One of two Austrian teenagers dubbed "poster girls" for ISIS was beaten to death after she was caught trying to escape the terror group's de facto capital in Syria, according to published reports.
Two Austrian newspapers reported Tuesday that Samra Kesinovic, 18, was murdered. One of the newspaper reports cited a Tunisian woman who lived with Kesinovic and her friend, Sabina Selimovic, before managing to escape.
The Austrian government declined to comment on the reports, with Foreign Ministry spokesman Thomas Schnoll saying, "We cannot comment on individual cases."
Kesinovic and Selimovic have now both been reported killed since they left their home city of Vienna to join ISIS in April 2014. Late last year, David Scharia, an expert on the U.N. Security Council's counterterrorism committee, said he had been told that one of the girls was killed during fighting in Syria, while the other had disappeared.
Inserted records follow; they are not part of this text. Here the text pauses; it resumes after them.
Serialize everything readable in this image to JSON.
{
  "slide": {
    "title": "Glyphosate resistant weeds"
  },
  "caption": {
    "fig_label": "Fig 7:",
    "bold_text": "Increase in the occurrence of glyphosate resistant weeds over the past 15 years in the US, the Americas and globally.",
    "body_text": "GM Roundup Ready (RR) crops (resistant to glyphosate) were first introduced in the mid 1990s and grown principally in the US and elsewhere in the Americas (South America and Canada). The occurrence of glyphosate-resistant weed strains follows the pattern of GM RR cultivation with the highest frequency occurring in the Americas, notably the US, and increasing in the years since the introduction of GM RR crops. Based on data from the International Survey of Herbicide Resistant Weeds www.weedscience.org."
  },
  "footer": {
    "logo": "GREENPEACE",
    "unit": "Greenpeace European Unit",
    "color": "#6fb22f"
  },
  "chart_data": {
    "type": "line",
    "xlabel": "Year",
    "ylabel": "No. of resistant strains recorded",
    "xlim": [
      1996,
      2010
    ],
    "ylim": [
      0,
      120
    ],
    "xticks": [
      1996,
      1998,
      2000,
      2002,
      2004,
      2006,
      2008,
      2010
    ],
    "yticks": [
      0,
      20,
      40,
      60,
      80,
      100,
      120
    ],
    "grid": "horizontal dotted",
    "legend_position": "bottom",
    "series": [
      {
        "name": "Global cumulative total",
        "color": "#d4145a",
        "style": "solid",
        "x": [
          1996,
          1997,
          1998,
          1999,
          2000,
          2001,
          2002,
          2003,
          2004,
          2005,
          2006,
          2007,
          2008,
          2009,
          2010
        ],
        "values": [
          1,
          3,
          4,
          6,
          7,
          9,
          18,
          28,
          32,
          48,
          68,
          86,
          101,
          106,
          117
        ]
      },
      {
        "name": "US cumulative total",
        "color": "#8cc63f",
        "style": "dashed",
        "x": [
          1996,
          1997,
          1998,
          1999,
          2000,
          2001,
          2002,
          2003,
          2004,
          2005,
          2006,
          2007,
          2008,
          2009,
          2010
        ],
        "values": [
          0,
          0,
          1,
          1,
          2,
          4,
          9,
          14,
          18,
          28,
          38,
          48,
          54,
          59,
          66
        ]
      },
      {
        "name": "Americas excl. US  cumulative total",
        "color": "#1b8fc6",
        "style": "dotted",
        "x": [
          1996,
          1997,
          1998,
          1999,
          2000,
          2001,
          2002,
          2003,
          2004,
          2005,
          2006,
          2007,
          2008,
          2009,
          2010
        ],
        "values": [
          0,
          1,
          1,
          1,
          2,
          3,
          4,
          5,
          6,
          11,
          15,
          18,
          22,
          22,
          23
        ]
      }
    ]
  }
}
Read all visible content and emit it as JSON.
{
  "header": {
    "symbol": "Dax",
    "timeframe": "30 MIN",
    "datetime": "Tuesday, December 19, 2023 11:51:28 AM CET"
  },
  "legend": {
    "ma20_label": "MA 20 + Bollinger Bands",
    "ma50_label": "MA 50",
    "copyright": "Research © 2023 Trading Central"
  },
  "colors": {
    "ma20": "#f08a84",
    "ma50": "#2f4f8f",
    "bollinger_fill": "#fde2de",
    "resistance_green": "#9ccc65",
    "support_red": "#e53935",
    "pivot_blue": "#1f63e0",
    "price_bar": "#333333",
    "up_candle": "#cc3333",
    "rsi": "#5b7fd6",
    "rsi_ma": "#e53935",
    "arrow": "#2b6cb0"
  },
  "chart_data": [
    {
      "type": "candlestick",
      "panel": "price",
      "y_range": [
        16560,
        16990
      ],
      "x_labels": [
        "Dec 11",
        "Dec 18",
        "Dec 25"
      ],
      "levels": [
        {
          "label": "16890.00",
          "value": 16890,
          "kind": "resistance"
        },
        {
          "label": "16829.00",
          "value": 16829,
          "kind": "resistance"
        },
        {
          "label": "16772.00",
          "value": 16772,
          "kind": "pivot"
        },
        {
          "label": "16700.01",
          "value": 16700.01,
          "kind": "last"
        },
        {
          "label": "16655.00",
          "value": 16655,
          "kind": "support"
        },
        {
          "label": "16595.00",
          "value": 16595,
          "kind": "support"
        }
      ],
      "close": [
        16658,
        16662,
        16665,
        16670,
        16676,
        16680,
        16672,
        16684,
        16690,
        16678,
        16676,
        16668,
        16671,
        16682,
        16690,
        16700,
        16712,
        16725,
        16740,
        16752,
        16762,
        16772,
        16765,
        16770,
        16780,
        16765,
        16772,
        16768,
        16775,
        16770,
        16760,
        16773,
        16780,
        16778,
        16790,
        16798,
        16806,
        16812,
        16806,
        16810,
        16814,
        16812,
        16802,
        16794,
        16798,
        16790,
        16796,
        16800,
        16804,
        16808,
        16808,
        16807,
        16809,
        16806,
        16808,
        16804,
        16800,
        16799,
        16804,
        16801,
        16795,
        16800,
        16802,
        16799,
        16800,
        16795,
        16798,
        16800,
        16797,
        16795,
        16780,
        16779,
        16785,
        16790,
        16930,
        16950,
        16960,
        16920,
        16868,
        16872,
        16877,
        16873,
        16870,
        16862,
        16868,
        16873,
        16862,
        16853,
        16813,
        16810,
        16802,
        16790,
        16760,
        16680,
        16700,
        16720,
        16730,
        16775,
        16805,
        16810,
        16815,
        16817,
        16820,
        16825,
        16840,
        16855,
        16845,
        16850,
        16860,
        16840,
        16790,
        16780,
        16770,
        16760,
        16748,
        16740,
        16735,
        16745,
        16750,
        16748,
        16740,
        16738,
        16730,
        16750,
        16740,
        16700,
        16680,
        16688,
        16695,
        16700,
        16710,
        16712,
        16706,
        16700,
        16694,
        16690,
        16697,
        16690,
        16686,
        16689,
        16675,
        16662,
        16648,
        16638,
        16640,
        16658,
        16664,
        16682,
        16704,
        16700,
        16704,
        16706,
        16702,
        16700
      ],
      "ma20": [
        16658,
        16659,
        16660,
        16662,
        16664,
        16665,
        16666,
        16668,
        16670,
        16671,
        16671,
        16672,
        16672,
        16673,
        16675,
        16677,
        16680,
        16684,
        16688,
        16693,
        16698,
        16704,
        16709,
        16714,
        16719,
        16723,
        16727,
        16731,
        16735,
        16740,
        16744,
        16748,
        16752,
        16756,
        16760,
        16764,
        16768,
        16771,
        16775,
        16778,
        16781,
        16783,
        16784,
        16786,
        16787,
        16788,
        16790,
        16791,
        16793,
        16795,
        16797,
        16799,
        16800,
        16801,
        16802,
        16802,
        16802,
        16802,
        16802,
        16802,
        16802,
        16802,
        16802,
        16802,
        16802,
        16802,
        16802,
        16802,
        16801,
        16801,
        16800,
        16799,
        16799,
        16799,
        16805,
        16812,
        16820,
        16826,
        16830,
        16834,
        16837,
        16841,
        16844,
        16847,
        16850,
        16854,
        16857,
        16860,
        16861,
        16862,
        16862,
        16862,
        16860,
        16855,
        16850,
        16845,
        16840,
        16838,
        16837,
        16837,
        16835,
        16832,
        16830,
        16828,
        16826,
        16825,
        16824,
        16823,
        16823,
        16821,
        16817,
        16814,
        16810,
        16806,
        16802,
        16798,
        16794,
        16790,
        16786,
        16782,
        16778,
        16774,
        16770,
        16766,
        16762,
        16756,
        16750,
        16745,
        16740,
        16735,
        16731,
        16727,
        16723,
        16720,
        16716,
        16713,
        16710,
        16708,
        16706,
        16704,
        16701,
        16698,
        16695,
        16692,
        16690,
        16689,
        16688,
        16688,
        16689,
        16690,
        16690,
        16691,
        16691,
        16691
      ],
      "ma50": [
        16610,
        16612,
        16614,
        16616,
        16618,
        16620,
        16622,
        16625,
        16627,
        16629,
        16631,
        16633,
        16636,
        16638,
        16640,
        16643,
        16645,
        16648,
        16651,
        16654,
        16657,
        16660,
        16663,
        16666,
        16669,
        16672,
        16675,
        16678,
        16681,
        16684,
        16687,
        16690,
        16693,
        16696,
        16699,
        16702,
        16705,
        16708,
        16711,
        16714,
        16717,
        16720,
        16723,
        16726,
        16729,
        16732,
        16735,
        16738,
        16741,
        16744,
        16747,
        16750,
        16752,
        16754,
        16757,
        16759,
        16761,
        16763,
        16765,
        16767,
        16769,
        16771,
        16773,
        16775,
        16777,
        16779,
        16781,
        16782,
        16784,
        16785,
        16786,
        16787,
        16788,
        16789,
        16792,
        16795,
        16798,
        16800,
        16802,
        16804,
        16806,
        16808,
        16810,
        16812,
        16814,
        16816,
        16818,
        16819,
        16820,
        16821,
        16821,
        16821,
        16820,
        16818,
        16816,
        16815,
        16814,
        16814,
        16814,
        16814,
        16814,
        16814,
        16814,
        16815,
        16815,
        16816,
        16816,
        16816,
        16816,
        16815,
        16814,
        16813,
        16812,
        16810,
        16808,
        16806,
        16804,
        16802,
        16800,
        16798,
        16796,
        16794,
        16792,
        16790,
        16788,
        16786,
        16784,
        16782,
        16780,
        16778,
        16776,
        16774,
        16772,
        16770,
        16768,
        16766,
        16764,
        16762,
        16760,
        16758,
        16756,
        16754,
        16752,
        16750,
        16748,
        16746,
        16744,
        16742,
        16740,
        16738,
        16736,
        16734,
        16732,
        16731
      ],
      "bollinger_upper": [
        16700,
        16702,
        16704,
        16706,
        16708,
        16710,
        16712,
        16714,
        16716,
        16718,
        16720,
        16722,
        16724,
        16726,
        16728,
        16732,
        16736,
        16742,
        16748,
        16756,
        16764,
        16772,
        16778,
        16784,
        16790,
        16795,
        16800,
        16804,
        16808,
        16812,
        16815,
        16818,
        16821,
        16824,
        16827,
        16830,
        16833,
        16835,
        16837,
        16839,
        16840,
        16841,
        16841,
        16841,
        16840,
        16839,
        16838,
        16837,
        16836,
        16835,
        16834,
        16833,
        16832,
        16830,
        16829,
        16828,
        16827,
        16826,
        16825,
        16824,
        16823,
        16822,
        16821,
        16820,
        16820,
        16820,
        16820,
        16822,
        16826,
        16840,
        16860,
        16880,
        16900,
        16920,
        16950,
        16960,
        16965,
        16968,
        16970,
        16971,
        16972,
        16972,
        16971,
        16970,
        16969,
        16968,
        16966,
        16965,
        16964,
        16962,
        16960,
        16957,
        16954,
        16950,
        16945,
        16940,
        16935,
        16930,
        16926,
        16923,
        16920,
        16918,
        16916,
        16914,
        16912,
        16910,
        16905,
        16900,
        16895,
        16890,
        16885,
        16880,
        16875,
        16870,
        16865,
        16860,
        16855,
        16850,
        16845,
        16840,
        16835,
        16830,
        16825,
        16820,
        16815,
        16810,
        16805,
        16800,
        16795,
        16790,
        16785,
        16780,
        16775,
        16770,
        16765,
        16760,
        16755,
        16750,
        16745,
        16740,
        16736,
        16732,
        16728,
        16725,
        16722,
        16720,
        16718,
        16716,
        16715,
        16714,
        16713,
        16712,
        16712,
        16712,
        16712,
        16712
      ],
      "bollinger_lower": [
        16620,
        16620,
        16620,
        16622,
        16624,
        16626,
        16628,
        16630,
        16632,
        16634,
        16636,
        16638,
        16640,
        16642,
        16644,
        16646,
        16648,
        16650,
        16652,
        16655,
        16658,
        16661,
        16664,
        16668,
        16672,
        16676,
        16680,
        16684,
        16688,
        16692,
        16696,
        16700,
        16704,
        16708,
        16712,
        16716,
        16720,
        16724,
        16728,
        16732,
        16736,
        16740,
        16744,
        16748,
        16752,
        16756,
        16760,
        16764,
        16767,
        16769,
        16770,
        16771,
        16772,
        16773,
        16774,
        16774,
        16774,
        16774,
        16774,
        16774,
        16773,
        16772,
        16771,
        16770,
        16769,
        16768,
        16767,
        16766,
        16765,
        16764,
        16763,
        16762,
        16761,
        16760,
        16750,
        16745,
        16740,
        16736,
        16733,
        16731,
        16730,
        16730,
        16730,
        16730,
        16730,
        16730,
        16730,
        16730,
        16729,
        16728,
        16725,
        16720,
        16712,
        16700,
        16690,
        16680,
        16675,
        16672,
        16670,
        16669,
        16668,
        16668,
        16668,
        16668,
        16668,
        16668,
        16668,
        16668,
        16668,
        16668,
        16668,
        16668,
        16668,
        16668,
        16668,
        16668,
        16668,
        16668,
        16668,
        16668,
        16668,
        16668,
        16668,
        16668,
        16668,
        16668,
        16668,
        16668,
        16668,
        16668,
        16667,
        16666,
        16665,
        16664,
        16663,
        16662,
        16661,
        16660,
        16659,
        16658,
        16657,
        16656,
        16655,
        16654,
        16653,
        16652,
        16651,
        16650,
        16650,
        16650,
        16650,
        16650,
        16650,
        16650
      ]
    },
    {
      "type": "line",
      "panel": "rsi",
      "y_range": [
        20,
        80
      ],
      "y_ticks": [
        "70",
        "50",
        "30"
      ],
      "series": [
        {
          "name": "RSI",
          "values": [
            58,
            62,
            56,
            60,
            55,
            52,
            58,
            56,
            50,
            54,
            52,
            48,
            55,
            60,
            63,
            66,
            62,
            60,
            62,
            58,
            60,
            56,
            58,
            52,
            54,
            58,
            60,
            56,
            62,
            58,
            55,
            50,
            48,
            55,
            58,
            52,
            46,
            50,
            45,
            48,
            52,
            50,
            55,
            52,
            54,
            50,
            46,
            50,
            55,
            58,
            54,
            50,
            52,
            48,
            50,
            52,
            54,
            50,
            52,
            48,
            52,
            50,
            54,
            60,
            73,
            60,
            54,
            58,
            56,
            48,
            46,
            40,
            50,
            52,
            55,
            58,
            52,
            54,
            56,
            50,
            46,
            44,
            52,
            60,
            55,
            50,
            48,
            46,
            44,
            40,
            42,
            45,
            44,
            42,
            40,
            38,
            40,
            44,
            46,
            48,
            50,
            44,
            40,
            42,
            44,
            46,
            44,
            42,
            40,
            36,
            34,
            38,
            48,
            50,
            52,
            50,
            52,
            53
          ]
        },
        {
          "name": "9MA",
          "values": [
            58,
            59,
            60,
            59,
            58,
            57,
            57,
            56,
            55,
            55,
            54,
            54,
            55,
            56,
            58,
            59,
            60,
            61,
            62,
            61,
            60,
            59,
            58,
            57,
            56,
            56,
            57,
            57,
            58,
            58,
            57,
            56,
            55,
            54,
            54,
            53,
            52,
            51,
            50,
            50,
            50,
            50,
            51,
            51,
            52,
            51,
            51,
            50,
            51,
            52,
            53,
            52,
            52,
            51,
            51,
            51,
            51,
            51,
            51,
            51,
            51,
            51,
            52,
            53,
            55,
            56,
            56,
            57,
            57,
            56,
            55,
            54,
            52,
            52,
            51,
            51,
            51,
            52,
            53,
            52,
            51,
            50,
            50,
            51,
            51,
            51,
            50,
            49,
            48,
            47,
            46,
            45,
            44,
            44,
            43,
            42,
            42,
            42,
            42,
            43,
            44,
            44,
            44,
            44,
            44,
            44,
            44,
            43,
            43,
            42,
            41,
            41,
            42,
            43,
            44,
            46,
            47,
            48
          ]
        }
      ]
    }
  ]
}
The Osterreich tabloid reported that Selimovic was killed in December of last year.
At the time of their disappearance, they left a note for their families saying "Don’t look for us. We will serve Allah and we will die for him." The Daily Telegraph reported that Kesinovic confirmed in a phone call to her sister that she had joined up with the terror group.
In October, it was reported that both girls had grown weary of ISIS' strict enforcement of Islamic law and had written to their families saying that they wanted to return home. The girls' families have made no public comment on the latest report of their deaths.
Both girls' families settled in Vienna after fleeing Bosnia-Herzegovina to escape that country's war during the 1990s.